Abstract
Deep learning algorithms lack human-interpretable accounts of how they transform raw visual input into a robust semantic understanding, which impedes comparisons between different architectures, training objectives, and the human brain. In this work, we take inspiration from neuroscience and employ representational approaches to shed light on how neural networks encode information at low (visual saliency) and high (semantic similarity) levels of abstraction. Moreover, we introduce a custom image dataset where we systematically manipulate salient and semantic information. We find that ResNets are more sensitive to saliency information than ViTs, when trained with object classification objectives. We uncover that networks suppress saliency in early layers, a process enhanced by natural language supervision (CLIP) in ResNets.
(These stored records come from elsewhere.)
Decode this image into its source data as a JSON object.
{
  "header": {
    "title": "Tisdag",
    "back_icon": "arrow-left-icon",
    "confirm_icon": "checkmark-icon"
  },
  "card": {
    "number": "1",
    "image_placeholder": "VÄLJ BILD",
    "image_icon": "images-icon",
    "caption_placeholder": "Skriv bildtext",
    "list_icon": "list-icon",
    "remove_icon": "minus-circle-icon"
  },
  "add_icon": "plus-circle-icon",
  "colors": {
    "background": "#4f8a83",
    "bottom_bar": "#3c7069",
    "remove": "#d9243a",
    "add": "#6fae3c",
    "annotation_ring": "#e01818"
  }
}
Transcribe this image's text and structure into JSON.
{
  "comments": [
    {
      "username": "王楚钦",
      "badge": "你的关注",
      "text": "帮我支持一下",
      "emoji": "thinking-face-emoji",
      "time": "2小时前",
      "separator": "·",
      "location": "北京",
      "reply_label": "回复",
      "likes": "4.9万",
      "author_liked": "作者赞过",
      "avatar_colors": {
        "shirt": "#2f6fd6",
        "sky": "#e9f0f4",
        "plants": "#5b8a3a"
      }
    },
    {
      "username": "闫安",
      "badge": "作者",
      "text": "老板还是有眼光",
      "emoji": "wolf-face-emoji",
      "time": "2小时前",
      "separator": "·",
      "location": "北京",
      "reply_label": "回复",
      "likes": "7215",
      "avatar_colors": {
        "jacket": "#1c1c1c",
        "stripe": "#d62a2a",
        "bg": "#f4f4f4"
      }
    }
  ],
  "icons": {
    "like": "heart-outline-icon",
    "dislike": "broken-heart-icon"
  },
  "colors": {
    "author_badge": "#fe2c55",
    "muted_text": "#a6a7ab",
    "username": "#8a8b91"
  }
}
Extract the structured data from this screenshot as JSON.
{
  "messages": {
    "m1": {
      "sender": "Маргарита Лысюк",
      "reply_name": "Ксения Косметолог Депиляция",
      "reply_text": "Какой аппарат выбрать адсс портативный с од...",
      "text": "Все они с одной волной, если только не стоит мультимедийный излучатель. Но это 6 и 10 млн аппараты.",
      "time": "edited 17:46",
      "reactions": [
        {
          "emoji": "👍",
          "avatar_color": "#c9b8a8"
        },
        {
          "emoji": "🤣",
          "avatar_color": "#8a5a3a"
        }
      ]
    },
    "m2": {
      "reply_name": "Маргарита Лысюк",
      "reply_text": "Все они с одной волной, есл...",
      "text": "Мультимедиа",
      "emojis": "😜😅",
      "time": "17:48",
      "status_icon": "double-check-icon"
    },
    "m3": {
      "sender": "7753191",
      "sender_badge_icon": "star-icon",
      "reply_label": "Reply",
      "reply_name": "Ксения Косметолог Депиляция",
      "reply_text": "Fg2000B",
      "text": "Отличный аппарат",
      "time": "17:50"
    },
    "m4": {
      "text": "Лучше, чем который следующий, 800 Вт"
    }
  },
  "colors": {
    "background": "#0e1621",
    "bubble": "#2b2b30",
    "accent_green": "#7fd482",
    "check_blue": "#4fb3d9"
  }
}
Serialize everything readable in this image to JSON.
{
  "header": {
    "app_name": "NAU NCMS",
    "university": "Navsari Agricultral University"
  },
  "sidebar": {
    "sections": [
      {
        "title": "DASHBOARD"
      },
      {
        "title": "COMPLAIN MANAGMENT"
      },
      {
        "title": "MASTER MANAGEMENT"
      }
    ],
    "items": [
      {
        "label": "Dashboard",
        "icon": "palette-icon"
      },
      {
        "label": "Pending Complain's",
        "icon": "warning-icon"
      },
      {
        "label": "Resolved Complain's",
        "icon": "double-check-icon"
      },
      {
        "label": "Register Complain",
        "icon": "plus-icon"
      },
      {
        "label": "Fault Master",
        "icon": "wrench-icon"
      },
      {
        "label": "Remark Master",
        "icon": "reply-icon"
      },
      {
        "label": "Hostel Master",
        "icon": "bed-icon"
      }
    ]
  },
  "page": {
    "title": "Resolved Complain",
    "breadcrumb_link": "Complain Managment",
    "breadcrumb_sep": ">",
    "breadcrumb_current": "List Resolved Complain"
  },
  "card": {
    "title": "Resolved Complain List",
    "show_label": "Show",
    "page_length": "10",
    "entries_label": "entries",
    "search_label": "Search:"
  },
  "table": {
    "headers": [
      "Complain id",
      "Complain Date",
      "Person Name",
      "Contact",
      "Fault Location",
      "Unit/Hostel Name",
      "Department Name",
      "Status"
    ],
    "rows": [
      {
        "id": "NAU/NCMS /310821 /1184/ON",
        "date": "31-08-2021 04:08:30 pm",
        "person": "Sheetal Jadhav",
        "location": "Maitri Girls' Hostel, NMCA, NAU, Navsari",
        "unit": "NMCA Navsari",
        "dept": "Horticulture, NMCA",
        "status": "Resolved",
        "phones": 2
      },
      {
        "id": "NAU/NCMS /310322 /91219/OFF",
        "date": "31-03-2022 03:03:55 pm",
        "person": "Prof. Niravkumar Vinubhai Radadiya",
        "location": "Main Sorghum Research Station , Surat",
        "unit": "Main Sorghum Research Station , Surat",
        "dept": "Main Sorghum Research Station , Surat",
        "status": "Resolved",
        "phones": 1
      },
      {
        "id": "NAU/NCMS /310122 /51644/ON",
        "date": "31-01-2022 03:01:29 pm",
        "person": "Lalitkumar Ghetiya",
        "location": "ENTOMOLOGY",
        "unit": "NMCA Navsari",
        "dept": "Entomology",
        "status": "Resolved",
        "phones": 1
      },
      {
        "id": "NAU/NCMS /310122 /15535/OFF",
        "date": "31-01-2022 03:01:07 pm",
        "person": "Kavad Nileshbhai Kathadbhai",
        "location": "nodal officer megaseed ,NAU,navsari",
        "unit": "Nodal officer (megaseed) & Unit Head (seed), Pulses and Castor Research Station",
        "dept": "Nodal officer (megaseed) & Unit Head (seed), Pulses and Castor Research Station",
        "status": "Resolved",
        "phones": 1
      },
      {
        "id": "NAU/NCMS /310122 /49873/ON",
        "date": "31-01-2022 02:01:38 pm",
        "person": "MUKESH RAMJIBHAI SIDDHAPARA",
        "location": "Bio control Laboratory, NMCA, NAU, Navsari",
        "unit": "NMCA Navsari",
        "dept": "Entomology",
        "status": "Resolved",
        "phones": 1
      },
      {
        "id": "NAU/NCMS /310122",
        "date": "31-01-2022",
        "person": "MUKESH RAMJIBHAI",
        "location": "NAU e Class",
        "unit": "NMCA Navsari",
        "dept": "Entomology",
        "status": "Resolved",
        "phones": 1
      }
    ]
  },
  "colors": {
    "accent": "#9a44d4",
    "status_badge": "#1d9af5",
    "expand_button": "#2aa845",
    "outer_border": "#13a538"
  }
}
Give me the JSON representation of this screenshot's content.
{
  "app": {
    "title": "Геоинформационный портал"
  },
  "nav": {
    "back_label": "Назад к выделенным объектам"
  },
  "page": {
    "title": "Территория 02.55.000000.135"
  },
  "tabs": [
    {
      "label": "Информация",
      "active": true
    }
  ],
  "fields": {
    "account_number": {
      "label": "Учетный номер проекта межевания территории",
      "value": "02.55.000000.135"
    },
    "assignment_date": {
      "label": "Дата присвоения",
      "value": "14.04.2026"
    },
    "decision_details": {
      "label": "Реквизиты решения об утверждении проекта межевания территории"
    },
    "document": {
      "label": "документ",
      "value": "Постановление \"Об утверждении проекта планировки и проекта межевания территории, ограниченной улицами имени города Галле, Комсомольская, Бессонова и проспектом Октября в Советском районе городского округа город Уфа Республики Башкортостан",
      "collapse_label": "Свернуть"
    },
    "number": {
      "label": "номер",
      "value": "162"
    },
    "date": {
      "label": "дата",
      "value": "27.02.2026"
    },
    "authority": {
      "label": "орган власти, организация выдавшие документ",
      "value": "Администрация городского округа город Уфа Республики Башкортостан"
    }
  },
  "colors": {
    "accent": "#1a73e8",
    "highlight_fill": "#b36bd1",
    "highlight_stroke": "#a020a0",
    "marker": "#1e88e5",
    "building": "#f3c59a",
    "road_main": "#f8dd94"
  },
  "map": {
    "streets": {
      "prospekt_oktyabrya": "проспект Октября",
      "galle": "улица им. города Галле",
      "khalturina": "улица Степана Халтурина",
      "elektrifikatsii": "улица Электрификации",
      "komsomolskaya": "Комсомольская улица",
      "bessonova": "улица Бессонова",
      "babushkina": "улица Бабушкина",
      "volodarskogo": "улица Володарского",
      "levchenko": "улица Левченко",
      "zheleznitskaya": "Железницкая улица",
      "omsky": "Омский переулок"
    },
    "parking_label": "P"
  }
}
CLIP also enhances semantic encoding in both architectures. Finally, we show that semantic encoding is a key factor in aligning AI with human visual perception, while saliency suppression is a non-brain-like strategy.
Abstract (translated)
深度学习算法缺乏对它们如何将原始视觉输入转换为稳健的语义理解进行人类可解释的说明,这阻碍了不同架构、训练目标和人类大脑之间的比较。在本文中,我们从神经科学中汲取灵感,并采用表示方法阐明了神经网络在低(视觉显着性)和高(语义相似性)抽象水平上编码信息的过程。此外,我们还引入了一个自定义图像数据集,我们系统地操纵显着性和语义信息。我们发现,在以物体分类为目标训练ResNets时,ResNets对显着性信息的敏感性比ViTs更高。我们发现,在ResNets中,网络在早期层抑制显着性信息,这一过程通过自然语言监督(CLIP)得到了增强。CLIP还增强了两种架构的语义编码。最后,我们证明了语义编码是使AI与人类视觉感知保持一致的关键因素,而显着性抑制是一种非脑部策略。